The White House has sought to counter the grim implication of Trump’s new label. In a press briefing, his top spokeswoman offered a different take on the president’s “warrior” pronouncements.

“The notion that the American people are warriors — they're warriors because they've stayed home. They're warriors because they've social distanced,” press secretary Kayleigh McEnany told reporters Wednesday, applauding Americans who’d made “really hard sacrifices” and arguing “it's because of you that we're at this place where we can reopen the country.”

Asked about the discrepancy between her reading of the warrior moniker and the president’s, McEnany maintained there was no daylight.

“We're saying the exact same thing. The president says they're warriors to reopen, because guess what? In order to get to reopening, you have to social distance,” she replied.

The return to war rhetoric comes as the coronavirus crisis strips away some of Trump’s chief arguments for reelection.

The president frequently references the strength of the economy heading into the pandemic.

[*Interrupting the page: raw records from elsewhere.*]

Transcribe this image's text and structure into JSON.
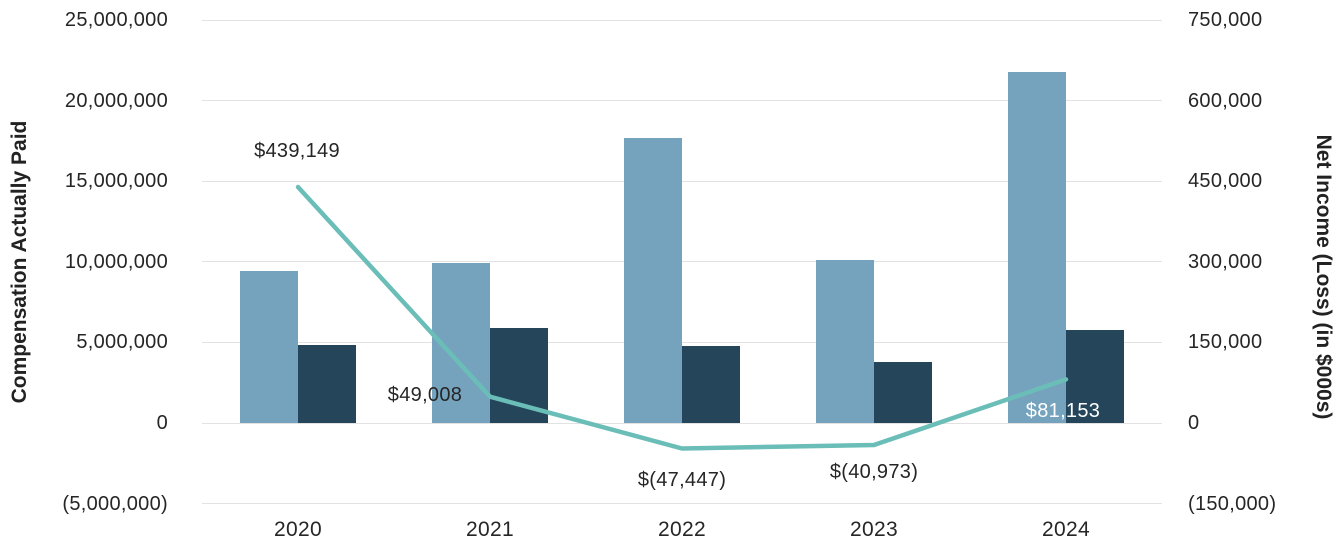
{
  "chart_data": {
    "type": "bar",
    "subtype": "grouped-bars-with-line-dual-axis",
    "categories": [
      "2020",
      "2021",
      "2022",
      "2023",
      "2024"
    ],
    "series": [
      {
        "name": "compensation-bar-1",
        "type": "bar",
        "axis": "left",
        "color": "#75A3BE",
        "values": [
          9400000,
          9900000,
          17700000,
          10100000,
          21800000
        ]
      },
      {
        "name": "compensation-bar-2",
        "type": "bar",
        "axis": "left",
        "color": "#24455A",
        "values": [
          4850000,
          5900000,
          4750000,
          3800000,
          5800000
        ]
      },
      {
        "name": "net-income-line",
        "type": "line",
        "axis": "right",
        "color": "#6BBEB8",
        "values": [
          439149,
          49008,
          -47447,
          -40973,
          81153
        ],
        "point_labels": [
          {
            "text": "$439,149",
            "dx": -1,
            "dy": -36,
            "color": "#262626"
          },
          {
            "text": "$49,008",
            "dx": -65,
            "dy": -2,
            "color": "#262626"
          },
          {
            "text": "$(47,447)",
            "dx": 0,
            "dy": 32,
            "color": "#262626"
          },
          {
            "text": "$(40,973)",
            "dx": 0,
            "dy": 27,
            "color": "#262626"
          },
          {
            "text": "$81,153",
            "dx": -3,
            "dy": 32,
            "color": "#FFFFFF"
          }
        ]
      }
    ],
    "left_axis": {
      "title": "Compensation Actually Paid",
      "min": -5000000,
      "max": 25000000,
      "step": 5000000,
      "tick_labels": [
        "25,000,000",
        "20,000,000",
        "15,000,000",
        "10,000,000",
        "5,000,000",
        "0",
        "(5,000,000)"
      ]
    },
    "right_axis": {
      "title": "Net Income (Loss) (in $000s)",
      "min": -150000,
      "max": 750000,
      "step": 150000,
      "tick_labels": [
        "750,000",
        "600,000",
        "450,000",
        "300,000",
        "150,000",
        "0",
        "(150,000)"
      ]
    },
    "grid": true,
    "legend": "none",
    "title": "",
    "colors": {
      "gridline": "#E2E2E2",
      "text": "#262626",
      "background": "#FFFFFF"
    }
  }
}
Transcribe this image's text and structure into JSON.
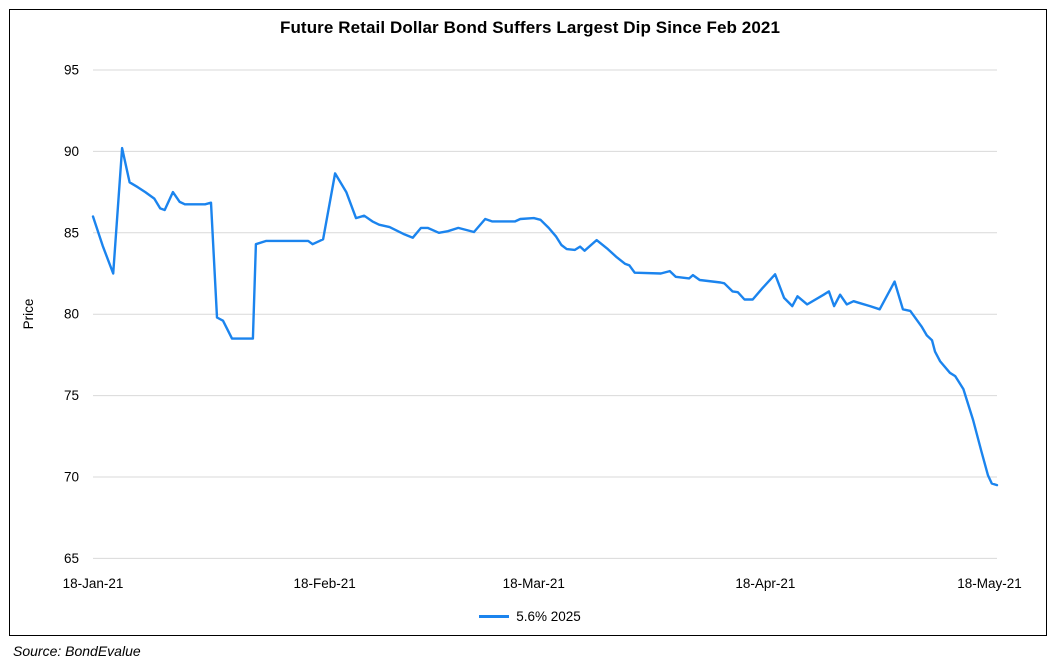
{
  "source_note": "Source: BondEvalue",
  "chart_data": {
    "type": "line",
    "title": "Future Retail Dollar Bond Suffers Largest Dip Since Feb 2021",
    "xlabel": "",
    "ylabel": "Price",
    "x_unit": "days since 18-Jan-2021",
    "xlim": [
      0,
      121
    ],
    "ylim": [
      65,
      95
    ],
    "grid": true,
    "legend_position": "bottom-center",
    "y_ticks": [
      65,
      70,
      75,
      80,
      85,
      90,
      95
    ],
    "x_ticks": [
      {
        "d": 0,
        "label": "18-Jan-21"
      },
      {
        "d": 31,
        "label": "18-Feb-21"
      },
      {
        "d": 59,
        "label": "18-Mar-21"
      },
      {
        "d": 90,
        "label": "18-Apr-21"
      },
      {
        "d": 120,
        "label": "18-May-21"
      }
    ],
    "colors": {
      "line": "#1b84ee",
      "grid": "#d9d9d9",
      "text": "#000000",
      "border": "#000000"
    },
    "series": [
      {
        "name": "5.6% 2025",
        "points": [
          [
            0,
            86.0
          ],
          [
            1.3,
            84.2
          ],
          [
            2.7,
            82.5
          ],
          [
            3.9,
            90.2
          ],
          [
            4.9,
            88.1
          ],
          [
            6,
            87.8
          ],
          [
            7,
            87.5
          ],
          [
            8.2,
            87.1
          ],
          [
            9,
            86.5
          ],
          [
            9.6,
            86.4
          ],
          [
            10.7,
            87.5
          ],
          [
            11.6,
            86.9
          ],
          [
            12.3,
            86.75
          ],
          [
            15,
            86.75
          ],
          [
            15.8,
            86.85
          ],
          [
            16.6,
            79.8
          ],
          [
            17.4,
            79.6
          ],
          [
            18.6,
            78.5
          ],
          [
            21.4,
            78.5
          ],
          [
            21.8,
            84.3
          ],
          [
            23.2,
            84.5
          ],
          [
            28.8,
            84.5
          ],
          [
            29.4,
            84.3
          ],
          [
            30.8,
            84.6
          ],
          [
            32.4,
            88.65
          ],
          [
            33.9,
            87.5
          ],
          [
            35.2,
            85.9
          ],
          [
            36.3,
            86.05
          ],
          [
            37.4,
            85.7
          ],
          [
            38.3,
            85.5
          ],
          [
            39.7,
            85.35
          ],
          [
            41.7,
            84.9
          ],
          [
            42.8,
            84.7
          ],
          [
            43.9,
            85.3
          ],
          [
            44.8,
            85.3
          ],
          [
            46.3,
            85.0
          ],
          [
            47.5,
            85.1
          ],
          [
            48.9,
            85.3
          ],
          [
            51,
            85.05
          ],
          [
            52.5,
            85.85
          ],
          [
            53.4,
            85.7
          ],
          [
            56.5,
            85.7
          ],
          [
            57.2,
            85.85
          ],
          [
            59,
            85.9
          ],
          [
            59.9,
            85.8
          ],
          [
            61,
            85.3
          ],
          [
            62,
            84.76
          ],
          [
            62.7,
            84.25
          ],
          [
            63.4,
            84.0
          ],
          [
            64.5,
            83.95
          ],
          [
            65.2,
            84.15
          ],
          [
            65.8,
            83.9
          ],
          [
            67.4,
            84.55
          ],
          [
            68.9,
            84.0
          ],
          [
            70.1,
            83.5
          ],
          [
            71.2,
            83.1
          ],
          [
            71.8,
            83.0
          ],
          [
            72.5,
            82.55
          ],
          [
            76,
            82.5
          ],
          [
            77.2,
            82.65
          ],
          [
            78,
            82.3
          ],
          [
            79.8,
            82.2
          ],
          [
            80.3,
            82.4
          ],
          [
            81.2,
            82.1
          ],
          [
            84,
            81.95
          ],
          [
            84.5,
            81.9
          ],
          [
            85.6,
            81.4
          ],
          [
            86.3,
            81.35
          ],
          [
            87.2,
            80.9
          ],
          [
            88.3,
            80.9
          ],
          [
            89.6,
            81.6
          ],
          [
            91.3,
            82.45
          ],
          [
            92.5,
            81.0
          ],
          [
            93.6,
            80.5
          ],
          [
            94.3,
            81.1
          ],
          [
            95.6,
            80.6
          ],
          [
            97.8,
            81.2
          ],
          [
            98.5,
            81.4
          ],
          [
            99.2,
            80.5
          ],
          [
            100,
            81.2
          ],
          [
            100.9,
            80.6
          ],
          [
            101.8,
            80.8
          ],
          [
            102.5,
            80.7
          ],
          [
            104,
            80.5
          ],
          [
            105.3,
            80.3
          ],
          [
            107.3,
            82.0
          ],
          [
            108.4,
            80.3
          ],
          [
            109.4,
            80.2
          ],
          [
            110.9,
            79.25
          ],
          [
            111.6,
            78.7
          ],
          [
            112.3,
            78.4
          ],
          [
            112.7,
            77.7
          ],
          [
            113.4,
            77.1
          ],
          [
            114.7,
            76.4
          ],
          [
            115.4,
            76.2
          ],
          [
            116.5,
            75.4
          ],
          [
            117.8,
            73.5
          ],
          [
            118.9,
            71.6
          ],
          [
            119.8,
            70.1
          ],
          [
            120.3,
            69.6
          ],
          [
            121,
            69.5
          ]
        ]
      }
    ]
  }
}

But his campaign’s efforts to paint Trump as the sole figure who can restore the nation to where it once was are drowned out by devastating jobs reports like the one that came out Friday showing more than 20 million jobs lost in a single month.

And it’s becoming harder for Trump to paint Democrats, including his presumptive rival Joe Biden, as big-government socialists — a line of attack the president has used often — while he's signing into law trillions of dollars worth of industry bailouts, showering the public with checks and running up the federal debt at a pace far faster than his predecessor did.

There are signs that the initial turn to dubbing Trump a “wartime president” paid off, with a short-lived bump in his approval rating in the wake of his decision to first invoke the Defense Production Act, deploy military hospital ships to hard-hit areas and use the Army Corps of Engineers to build field hospitals.

Historically, American voters often have been hesitant to kick presidents out of office in the middle of a national crisis. And adopting war metaphors in the fight against coronavirus may afford Trump some political cover for floating unproven cures for the disease, or for urging Americans to return to work before meeting certain public health benchmarks or before the necessary testing and contact-tracing mechanisms are in place.

But the unique nature of the coronavirus crisis could restrain the power of that rhetoric to sustain the president politically.

The abstract nature of the pandemic means there’s less distinction between solders on the home front and the battle front as the economy reopens. And the undefined, scattershot nature of what the White House is asking Americans to do is complicated further by a patchwork of restrictions and reopening plans from state to state.

Throughout the national mobilization during World War II, a comparison the White House has often cited, civilians could buy war bonds, organize scrap metal drives or plant victory gardens. “There was a pretty definable list of actions,” Kimble said.

But orders to stay home or pleas to patronize small businesses to help them stay afloat are less easily defined.

A pitfall of wartime rhetoric is usually “it’s a metaphor that has a destination built in,” Kimble said, unlike the current crisis where health experts have warned that it may not be possible for a complete return to normal until the development of a vaccine.

“Maybe it’s just intended to give us hope,” he said.